There Are No Certain
Effects From Global
Warming Study Says
WASHINGTON (Reuters) - The future effects of global warming are hazy at best, according to researchers on Tuesday who urged a better system for predicting long-term climate change.
Otherwise, according to a report by the National Research Council, floods, storms and droughts will continue to devastate agriculture, kill people and destroy property.
The report, put together by nationwide teams of experts, found that climate was changing and would continue to do so with or without human influences.
"In 1992 and 1993 ice cores approximately 1.8 miles long were extracted from the heart of the Greenland ice sheet, revealing changes in the Earth's climate system over the last 150,000 years or so," the report said.
"One of the most remarkable revelations of these cores was the fact that the climate in the Holocene (the past 10,000 years) -- a period that we might consider representative of our modern climate conditions -- has undergone considerable natural variation."
In modern times, much milder extremes have had huge effects -- such as the "devastating" floods in the U.S. Midwest in 1993 and 1997, the research said.

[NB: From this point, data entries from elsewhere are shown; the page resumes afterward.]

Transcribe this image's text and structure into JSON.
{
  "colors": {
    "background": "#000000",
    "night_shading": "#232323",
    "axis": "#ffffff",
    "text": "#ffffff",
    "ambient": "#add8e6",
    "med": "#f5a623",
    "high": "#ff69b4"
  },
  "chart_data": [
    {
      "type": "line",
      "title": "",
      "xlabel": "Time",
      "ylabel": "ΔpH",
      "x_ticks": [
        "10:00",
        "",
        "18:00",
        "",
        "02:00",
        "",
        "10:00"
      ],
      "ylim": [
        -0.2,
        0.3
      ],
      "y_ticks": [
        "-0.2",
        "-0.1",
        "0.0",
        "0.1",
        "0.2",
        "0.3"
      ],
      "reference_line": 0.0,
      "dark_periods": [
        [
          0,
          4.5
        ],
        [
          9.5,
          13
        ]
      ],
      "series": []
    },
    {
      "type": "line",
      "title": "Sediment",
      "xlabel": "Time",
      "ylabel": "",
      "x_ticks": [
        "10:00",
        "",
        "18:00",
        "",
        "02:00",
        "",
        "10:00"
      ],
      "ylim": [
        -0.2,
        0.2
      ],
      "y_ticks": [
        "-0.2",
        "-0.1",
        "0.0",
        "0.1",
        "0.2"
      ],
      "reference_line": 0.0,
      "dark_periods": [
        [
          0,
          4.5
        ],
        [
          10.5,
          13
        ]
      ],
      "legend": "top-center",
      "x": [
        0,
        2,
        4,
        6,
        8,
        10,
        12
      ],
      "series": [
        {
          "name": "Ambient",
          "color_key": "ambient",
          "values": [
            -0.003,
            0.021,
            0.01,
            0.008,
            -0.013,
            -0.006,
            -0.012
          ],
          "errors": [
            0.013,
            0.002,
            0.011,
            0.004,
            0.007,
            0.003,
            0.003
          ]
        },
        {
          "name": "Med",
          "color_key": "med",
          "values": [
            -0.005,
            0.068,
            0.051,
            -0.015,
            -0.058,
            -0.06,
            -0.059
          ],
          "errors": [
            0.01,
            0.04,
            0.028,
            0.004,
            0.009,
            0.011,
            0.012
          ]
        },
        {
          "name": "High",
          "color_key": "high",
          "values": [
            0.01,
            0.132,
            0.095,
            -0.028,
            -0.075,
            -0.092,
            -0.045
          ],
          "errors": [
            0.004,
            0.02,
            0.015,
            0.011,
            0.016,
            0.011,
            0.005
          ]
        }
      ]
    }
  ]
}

Then there is global warming, which most experts agree is partly caused by humans who burn fossil fuels, cut down forests and release chemicals into the atmosphere, according to the report.
The study, funded in part by the National Oceanic and Atmospheric Administration (NOAA), said researchers had been able to make some long-term predictions. For instance, experts know about El Nino, the Pacific current blamed for causing droughts, floods and other weather disruptions every few years.
Rainfall in northwestern Europe and western North America can also be predicted months in advance, to some degree.
But making longer forecasts would be harder because of the complexities of climate change, the researchers said.
The National Research Council is made up of three government institutes -- the National Academy of Sciences, the National Academy of Engineering and the Institute of Medicine.